Let $(x,\leq)$ be a well ordered set. let $f:x \to x$ be an isomorphism such that $a \leq b$ implies $f(a) \leq f(b)$ (meaning f is perserving the order). Is $f$ the identity function? Is $f(a)=a$ for all $a \in x$? Or are there more order-preserving isomorphisms between $x$ and itself.
On
Let $x$ be well-ordered and $f\colon x\to x$ be a bijection with $f(a)\le f(b)$ whenever $a\le b$. Assume $f$ is not the identity. The set of $y\in x$ with $f(y)\ne y$ has a minimal element $a$. If $f(a)< a$ then $f(f(a))=f(a)$ by minimality of $a$, but that contradicts injectivity of $f$. If $f(a)>a$ conclude from surjectivity of $f$ that $f(b)=a$ for some $b\in x$. Clearly, as $b<a$ would lead to $a=f(b)=b<a$, we conclude $b>a$. But then $f(b)\ge f(a)>a$, contradiction.
On
Just thought of an answer as well. Thought I'd add this for the other readers who are interested.
This is a proof by induction. Since $X$ is well ordered, it has a minimal element. assume $a_0 \in X$ is the minimal element. Because f is surjective, there is a $b_0 \in x$ such that $f(b_0)=a_0$.

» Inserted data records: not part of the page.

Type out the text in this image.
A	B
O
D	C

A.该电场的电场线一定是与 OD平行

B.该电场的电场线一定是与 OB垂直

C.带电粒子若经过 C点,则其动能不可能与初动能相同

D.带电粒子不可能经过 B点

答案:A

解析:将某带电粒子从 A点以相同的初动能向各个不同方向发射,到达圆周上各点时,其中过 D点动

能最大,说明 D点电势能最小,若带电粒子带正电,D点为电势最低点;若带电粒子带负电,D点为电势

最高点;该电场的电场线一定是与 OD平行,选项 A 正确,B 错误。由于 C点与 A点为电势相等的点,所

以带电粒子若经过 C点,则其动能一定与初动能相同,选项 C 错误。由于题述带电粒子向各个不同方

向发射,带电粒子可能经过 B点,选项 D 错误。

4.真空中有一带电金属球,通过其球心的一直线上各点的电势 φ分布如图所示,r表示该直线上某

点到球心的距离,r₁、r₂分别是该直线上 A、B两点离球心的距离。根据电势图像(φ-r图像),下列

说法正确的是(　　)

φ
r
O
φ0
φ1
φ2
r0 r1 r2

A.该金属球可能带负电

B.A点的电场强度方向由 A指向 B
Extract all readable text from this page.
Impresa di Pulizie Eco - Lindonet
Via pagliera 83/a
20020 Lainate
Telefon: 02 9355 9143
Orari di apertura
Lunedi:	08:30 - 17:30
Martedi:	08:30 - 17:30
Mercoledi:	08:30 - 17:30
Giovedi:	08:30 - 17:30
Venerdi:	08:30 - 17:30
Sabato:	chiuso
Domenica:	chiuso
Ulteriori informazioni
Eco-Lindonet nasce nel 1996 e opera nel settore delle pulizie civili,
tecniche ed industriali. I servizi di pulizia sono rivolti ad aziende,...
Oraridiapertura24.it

Let us assume that $b_0 \neq a_0$ which would imply that $f$ is not the identity function. Now, since $a_0$ is minimal, and $b_0 \neq a_0$, it follows that $b_0 > a_0$, and since $f$ is order perserving, we get $f(b_0) > f(a_0)$ but $f(b_0)=a_0$! so overall we get $a_0>f(a_0)$ and so $a_0$ is not the minimal element, contradiction!
Now do the same process for $X-\{a_0\}$ (which is also well ordered) until we finally reach an empty set. Deduce that $f(a)=a$.
On
Let f : X → X be an isomorphism and, towards a contradiction, suppose for some v ∈ X, f (v) $\neq$ v.
So the set W = {v ∈ X : f (v) $\neq$ v} is nonempty. Let x be the ≺-least member of W.
Put y = f (x).
Then either y ≺ x or x ≺ y.
If y ≺ x, then f (y) = y as x was ≺- least non-fixed point of f.
But since f preserves ≺ and y ≺ x, y = f(y) ≺ f(x) = y which is impossible.
Next, suppose x ≺ y. Since f is surjective, there is some w ∈ X such that f (w) = x.
Clearly, w $\nleq$ x so x ≺ w. But then y = f (x) ≺ f (w) = x which contradicts x ≺ y.
Hint: Suppose that $f:X\to X$ is an order-isomorphism where $X$ is some well-ordered set, and suppose by way of contradiction that there is some least $x\in X$ such that $f(x)\ne x.$ It follows that $f\bigl(f(x)\bigr)\ne f(x)$ (why?), so that $x<f(x)$ (why?). Can you take it from here?